The real inspiration for this project was google chrome labs' Sketchbots. The thing is sketching robotic arm is a very simple example to show the ability of a robotic arm to perform sophisticated tasks. For all the robotic arms the greatest deal was to move it to a desired position. I thought it could be a first step to many other projects, say 3D printers, PCB drilling machines( I hated it when we had to hand drill our PCBs), an automated welding mechanism, and may be a CNC type cutter.
You can find all the documents related to this project in my github repo below
And for a detailed technical side you can refer my project report if you like.

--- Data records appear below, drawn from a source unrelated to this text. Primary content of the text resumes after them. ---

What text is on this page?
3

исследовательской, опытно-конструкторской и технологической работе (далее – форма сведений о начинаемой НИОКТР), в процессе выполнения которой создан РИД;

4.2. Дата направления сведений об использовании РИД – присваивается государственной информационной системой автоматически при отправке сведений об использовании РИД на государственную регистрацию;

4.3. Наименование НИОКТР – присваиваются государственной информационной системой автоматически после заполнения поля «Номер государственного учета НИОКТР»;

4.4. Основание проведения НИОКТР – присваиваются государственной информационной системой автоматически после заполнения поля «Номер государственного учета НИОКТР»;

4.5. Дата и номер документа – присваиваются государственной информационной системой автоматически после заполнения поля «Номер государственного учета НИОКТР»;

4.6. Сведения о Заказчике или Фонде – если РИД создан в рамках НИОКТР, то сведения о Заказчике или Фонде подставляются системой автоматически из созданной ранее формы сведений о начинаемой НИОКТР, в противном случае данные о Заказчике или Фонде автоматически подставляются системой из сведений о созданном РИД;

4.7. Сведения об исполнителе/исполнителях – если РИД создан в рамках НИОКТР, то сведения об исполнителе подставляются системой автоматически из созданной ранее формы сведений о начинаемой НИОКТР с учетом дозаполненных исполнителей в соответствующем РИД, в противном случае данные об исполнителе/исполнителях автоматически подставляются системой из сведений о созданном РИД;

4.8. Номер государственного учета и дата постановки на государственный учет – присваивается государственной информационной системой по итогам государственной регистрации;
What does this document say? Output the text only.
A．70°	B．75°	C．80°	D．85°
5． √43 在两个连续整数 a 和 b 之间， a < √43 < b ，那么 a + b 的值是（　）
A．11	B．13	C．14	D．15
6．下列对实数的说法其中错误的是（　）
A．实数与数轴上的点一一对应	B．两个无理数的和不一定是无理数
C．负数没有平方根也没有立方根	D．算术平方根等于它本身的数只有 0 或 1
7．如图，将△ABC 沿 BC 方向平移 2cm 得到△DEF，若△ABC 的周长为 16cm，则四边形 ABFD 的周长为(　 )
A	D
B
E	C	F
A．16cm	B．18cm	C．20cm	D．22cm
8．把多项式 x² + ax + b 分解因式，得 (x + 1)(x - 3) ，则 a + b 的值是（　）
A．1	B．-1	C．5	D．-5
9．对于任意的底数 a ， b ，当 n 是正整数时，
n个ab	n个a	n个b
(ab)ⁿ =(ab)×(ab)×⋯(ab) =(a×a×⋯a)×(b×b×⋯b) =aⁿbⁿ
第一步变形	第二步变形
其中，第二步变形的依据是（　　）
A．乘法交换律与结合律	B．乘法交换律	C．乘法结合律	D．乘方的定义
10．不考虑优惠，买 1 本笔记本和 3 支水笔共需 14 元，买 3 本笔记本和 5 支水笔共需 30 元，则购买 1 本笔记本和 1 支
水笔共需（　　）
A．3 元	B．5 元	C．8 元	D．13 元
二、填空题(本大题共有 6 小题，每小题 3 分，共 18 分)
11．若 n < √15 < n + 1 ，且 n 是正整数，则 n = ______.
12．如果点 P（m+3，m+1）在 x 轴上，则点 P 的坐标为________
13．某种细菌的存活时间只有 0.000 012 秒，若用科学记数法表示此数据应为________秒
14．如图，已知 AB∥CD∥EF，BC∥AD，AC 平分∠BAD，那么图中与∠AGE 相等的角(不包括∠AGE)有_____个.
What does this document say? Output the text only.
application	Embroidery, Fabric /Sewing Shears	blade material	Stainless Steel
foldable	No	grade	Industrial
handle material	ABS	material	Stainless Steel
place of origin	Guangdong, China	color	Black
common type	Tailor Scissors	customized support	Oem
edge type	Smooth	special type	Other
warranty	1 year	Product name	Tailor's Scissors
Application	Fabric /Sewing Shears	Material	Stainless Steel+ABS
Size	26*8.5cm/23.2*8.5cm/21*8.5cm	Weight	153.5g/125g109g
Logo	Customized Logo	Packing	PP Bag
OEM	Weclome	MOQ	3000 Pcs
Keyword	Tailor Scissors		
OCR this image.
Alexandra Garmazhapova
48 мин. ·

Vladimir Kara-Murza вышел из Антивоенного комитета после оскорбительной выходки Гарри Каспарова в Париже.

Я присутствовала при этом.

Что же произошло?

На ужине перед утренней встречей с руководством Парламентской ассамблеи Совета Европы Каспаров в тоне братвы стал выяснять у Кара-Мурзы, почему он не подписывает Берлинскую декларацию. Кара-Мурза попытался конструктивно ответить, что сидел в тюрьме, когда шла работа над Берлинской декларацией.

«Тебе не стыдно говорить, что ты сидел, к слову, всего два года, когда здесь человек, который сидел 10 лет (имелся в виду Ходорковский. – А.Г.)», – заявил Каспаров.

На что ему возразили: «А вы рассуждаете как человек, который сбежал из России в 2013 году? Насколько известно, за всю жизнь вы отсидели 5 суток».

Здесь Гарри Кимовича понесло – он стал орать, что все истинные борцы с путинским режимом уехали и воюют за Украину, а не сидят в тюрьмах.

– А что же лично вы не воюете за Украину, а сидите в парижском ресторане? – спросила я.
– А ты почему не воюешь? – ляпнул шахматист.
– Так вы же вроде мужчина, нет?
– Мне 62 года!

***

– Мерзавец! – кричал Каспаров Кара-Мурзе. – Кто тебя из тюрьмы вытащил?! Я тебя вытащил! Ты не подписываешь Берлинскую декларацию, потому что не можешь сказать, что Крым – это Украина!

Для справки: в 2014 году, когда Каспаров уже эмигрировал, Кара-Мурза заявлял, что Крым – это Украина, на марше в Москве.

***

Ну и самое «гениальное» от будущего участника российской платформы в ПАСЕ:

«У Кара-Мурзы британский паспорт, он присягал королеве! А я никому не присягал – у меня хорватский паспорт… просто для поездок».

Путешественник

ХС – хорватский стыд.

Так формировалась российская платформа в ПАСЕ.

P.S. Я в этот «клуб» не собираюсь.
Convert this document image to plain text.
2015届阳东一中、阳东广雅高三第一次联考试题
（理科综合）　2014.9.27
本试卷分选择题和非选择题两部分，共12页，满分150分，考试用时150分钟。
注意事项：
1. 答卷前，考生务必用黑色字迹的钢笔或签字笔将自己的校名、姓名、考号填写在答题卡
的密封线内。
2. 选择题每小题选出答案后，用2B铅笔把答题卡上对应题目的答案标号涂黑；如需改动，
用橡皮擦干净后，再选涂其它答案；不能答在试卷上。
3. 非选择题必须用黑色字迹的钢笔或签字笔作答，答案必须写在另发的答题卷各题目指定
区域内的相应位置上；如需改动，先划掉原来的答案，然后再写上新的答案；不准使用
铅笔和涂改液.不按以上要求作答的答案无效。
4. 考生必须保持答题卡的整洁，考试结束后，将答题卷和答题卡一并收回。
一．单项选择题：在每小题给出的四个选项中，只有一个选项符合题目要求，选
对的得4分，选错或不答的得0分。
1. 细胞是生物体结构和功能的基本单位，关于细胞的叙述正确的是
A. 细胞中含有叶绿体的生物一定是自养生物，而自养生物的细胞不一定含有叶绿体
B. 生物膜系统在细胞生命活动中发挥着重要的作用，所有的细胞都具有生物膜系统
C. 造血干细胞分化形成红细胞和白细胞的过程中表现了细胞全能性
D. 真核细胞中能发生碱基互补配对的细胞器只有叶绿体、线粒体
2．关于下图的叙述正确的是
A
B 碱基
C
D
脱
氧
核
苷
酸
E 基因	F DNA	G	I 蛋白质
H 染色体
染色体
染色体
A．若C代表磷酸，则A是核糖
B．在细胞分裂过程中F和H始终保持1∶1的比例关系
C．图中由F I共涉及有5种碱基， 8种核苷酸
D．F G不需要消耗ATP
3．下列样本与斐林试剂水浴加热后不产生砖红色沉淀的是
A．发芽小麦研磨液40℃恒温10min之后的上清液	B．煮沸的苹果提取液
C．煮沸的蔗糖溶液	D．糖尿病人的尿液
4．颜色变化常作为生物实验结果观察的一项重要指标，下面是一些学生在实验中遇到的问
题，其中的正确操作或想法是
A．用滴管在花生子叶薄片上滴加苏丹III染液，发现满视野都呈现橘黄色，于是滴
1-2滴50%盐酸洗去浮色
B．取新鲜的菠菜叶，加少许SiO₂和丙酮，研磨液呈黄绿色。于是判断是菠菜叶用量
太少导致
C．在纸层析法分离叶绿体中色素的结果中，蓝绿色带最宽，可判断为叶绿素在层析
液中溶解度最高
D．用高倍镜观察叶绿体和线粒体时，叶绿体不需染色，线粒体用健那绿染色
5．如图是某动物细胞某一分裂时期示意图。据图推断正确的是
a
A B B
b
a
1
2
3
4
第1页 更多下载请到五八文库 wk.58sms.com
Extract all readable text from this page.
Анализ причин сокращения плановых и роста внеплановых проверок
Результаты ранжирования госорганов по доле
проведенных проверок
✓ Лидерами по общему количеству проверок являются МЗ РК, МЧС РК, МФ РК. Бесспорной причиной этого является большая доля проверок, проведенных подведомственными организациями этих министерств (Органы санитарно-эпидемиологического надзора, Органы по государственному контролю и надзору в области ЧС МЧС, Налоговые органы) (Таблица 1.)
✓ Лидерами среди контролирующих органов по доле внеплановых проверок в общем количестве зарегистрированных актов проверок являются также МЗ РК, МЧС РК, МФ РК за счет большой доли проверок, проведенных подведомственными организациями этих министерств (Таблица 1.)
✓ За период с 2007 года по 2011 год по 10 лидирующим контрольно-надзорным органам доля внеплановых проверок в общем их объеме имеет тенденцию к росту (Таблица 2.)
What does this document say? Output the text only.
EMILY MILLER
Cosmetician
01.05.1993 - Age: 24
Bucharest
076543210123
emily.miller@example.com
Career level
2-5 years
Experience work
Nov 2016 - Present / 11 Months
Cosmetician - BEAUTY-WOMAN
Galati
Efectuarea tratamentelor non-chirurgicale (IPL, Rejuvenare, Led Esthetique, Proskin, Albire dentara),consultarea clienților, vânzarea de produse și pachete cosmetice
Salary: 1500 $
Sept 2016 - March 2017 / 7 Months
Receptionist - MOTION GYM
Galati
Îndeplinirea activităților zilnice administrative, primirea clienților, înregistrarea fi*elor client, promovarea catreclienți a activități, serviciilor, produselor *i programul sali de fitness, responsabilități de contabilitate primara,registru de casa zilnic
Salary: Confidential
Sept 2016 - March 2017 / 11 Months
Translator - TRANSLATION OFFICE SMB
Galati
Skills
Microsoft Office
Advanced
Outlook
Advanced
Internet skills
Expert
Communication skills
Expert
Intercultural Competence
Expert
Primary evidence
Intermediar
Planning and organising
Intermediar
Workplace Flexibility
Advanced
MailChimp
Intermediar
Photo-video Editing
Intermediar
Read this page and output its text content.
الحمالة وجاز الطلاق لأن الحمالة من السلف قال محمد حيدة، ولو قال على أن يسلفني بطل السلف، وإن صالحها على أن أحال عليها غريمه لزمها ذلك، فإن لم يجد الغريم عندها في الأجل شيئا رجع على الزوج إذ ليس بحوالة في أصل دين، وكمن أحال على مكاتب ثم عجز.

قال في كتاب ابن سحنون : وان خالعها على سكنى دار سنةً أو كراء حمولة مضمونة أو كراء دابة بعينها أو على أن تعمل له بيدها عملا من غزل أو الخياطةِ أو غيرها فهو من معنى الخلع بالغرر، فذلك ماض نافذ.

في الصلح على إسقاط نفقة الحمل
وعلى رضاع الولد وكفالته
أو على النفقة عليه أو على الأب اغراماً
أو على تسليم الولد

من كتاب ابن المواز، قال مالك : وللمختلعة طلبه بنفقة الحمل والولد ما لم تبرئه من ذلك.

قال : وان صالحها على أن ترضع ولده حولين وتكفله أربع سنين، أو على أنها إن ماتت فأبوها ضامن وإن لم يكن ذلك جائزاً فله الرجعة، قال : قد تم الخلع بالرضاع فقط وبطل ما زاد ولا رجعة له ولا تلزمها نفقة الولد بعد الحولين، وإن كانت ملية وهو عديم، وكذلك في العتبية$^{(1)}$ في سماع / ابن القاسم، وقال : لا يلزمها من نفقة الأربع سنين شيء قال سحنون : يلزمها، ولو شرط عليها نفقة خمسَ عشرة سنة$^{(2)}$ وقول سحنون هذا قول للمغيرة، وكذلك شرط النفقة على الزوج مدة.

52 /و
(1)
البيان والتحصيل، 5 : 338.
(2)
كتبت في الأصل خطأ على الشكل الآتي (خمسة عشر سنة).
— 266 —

The idea is simple. You feed an image that you want to draw to a program, and your arm should draw it. I will explain shortly how I achieved it step by step. First thing I needed to do was to select what kind of arm to build and create a mathematical model. For this specific purpose an arm with a 2 degree of freedom of motion was enough. So my arm basically has 2 points in which it has rotatory motion and 2 linkages. And rotating angles were limited to 180 degree( mainly because common servos have 180 degree motion and also to make a resemblance to human arm).
Above picture shows a basic model of arm I designed. And using kinematic equations( more like basic trigonometric equations and stuff) we will calculate the drawing area of arm. That means if angles made by linkages of arm are known we can find the point at which arm has reached by calculating x and y co-ordinates. So if we can find all the points for combination of all angles possible by 2 linkages we can find the total drawing area. To find this I wrote a code.
It is a function with arguments as length of linkages of arm. So if you call this function in Julia with lengths of linkages it will plot the total area where your arm can draw. A sample plot with arm lengths as 10,10
Our next task is to select a suitable area. I selected a rectangular are with x-axis from -16 to -4 and y-axis from -6 to 8. And I built the arm with 2 servos and other available things.
Yep that's my arm. Not what you expected right? I really didn't have a lot of facilities or money, so had to make it with what I had. Okay let's get going. So after selecting a drawing area, I calculated angles needed by servo to reach all the points in the drawing area using inverse-kinematics. I stored those values in two 2D arrays, so that I could use that as a look up table.(You can refer my project report for a detailed explanation on this)
My next step was to load the image. There is a straight forward function to open the image "imread(filename)". Anyway for further processing I needed to convert the image to black and white(not grey scale, in BW format 0 represents black and 1 represents white). I used a built-in function for that in MATLAB, anyway I couldn't find one in julia. So I did a trick to get around it. I drew image using a single basic color(red in my case) and then after loading image I extracted array representing blue color( I could have used green as well). So I will get an array similar to black and white of the image.
Next step was to calculate the angles required to draw points present in the image. First I thought of doing a row by row search and drawing the image. But it would be then more like a plotting robotic arm rather than a sketching robotic arm ( also i don't have a 3rd servo to move the pen up and down). So I formulated a new algorithm. First it would search for a point by row, then once it finds a point it will search it's adjacent pixels for a point. This step is continued recursively using a function to find a continues line.
This is where I found Julia better than MATLAB. In MATLAB main problem I faced was that the recursion depth of MATLAB was around 500. So if there were more than 500 continues points program will crash. So I had to make exit the function once it reached 500 continues points and start over again. But in case of julia I didn't face such a problem. I was able to check around 2000 continues points and the program was working fine. In fact it was enough for most cases. In this function it will store the angles needed to draw those points in order in an array.
Then in the next step I calculated pwm values needed to be generated for controlling the servos. The servo control was done using Tiva C Series TM4C123G LaunchPad. I used uart communication to send the pwm values to micro-controller and then generated pwm using those values. So that way my arm could draw the image :)
I used the above function for the purpose of sending pwm values. I will read pwm values from each array for servos and send it one by one.